The project has been supported by fellowships from the Guggenheim Foundation and New York Foundation for the Arts, residencies at Eyebeam Art and Technology Center, the Lower Manhattan Cultural Council and Art Omi, and assistance from Stratasys, Inc and NYU’s Advanced Media Studios. caraballo-farman have exhibited internationally in such venues as the Tate Modern, PS1/Moma and the Yerba Buena Center for The Arts.
Flock House is a group of migratory, public, sculptural habitats that host on underused urban infrastructure as they move with the help of preexisting transportation routes: from barges to flat bed trucks to helicopters, they can easily catch a ride to the next destination while living off and providing for their surroundings.
Commencing in New York City and choreographed throughout urban centers in the United States and three planes of living (subterranean, ground, and sky) the shape and form of Flock House is inspired by current global human migration patterns.
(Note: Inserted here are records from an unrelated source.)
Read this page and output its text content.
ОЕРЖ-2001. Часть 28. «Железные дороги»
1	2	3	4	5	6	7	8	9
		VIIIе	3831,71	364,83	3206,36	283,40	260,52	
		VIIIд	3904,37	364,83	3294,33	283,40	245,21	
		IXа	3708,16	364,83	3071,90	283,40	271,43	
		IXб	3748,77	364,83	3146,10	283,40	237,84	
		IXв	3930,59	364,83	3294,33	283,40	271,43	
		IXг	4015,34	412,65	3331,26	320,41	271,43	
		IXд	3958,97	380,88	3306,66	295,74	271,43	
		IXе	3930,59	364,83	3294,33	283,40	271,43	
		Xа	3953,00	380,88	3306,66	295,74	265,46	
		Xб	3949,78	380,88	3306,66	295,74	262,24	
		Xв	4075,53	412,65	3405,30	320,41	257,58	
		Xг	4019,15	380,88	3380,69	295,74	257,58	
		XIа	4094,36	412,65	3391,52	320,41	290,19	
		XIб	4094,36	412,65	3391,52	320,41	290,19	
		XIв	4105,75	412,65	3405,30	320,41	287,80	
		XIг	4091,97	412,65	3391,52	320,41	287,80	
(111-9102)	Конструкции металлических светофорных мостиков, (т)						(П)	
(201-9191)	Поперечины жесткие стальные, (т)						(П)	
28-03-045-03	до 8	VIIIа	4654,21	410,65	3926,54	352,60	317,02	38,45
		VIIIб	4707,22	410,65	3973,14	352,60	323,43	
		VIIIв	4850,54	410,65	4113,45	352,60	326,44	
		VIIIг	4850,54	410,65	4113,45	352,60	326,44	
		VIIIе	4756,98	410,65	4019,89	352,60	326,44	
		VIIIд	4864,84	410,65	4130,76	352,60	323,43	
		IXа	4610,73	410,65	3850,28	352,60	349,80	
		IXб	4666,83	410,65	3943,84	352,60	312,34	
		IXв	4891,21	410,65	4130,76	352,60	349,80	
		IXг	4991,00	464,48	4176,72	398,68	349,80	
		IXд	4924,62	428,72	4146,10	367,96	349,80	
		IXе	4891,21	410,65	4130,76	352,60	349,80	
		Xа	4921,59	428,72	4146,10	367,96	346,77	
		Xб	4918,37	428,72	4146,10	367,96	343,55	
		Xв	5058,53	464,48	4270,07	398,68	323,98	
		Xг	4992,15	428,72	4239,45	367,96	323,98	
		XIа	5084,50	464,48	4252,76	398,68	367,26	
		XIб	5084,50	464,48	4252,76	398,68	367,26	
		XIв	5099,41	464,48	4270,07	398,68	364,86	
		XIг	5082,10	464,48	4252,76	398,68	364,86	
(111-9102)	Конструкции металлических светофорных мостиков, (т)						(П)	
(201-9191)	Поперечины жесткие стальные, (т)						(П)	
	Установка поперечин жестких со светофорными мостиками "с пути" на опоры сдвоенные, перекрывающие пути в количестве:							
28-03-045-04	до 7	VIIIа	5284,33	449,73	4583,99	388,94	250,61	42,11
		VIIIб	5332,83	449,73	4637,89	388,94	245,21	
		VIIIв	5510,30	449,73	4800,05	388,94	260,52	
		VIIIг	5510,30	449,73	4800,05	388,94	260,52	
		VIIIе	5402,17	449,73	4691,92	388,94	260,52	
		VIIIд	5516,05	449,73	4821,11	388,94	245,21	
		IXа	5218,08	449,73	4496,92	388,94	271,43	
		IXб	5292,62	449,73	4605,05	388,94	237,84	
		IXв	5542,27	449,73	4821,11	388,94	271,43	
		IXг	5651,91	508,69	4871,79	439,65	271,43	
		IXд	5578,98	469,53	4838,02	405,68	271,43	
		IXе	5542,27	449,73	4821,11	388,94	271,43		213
Built collaboratively upon reclaimed, redesigned, and rethought materials within a gift culture, Flock House sets out to inspire reinvention of mobile structures in a time when growing urban populations are faced with imminent environmental, political, and economic instability.
Part fantastic and part realistic living, mobile Flock House living systems are both autonomous and dependent on their local community, inhabited by people experimenting with peripatetic existence to reflect our current age framed by global migration, and representing migratory structures as part of an urban ecology.
While migratory birds stock up on energy before journeying, Flock House structures depend on the built environments they land in, as well as the interdependence of human relationships to care for, share amongst, and inspire new ideas. Flock House living systems are bridges for cross-discipline, cross-boundary, and cross-border notions of property and community. Flock House reflects community-interdependence and resourcefulness, learning, curiosity, and creative exploration while fostering flexibility, adaptability, and ingenuity by imagining new notions of perimeter, property, and polity.
Due to a rise in environmental and political risk, dislocation and relocation is an increasing fixture in life and is important to consider and reconcile. The need to move is pervasive.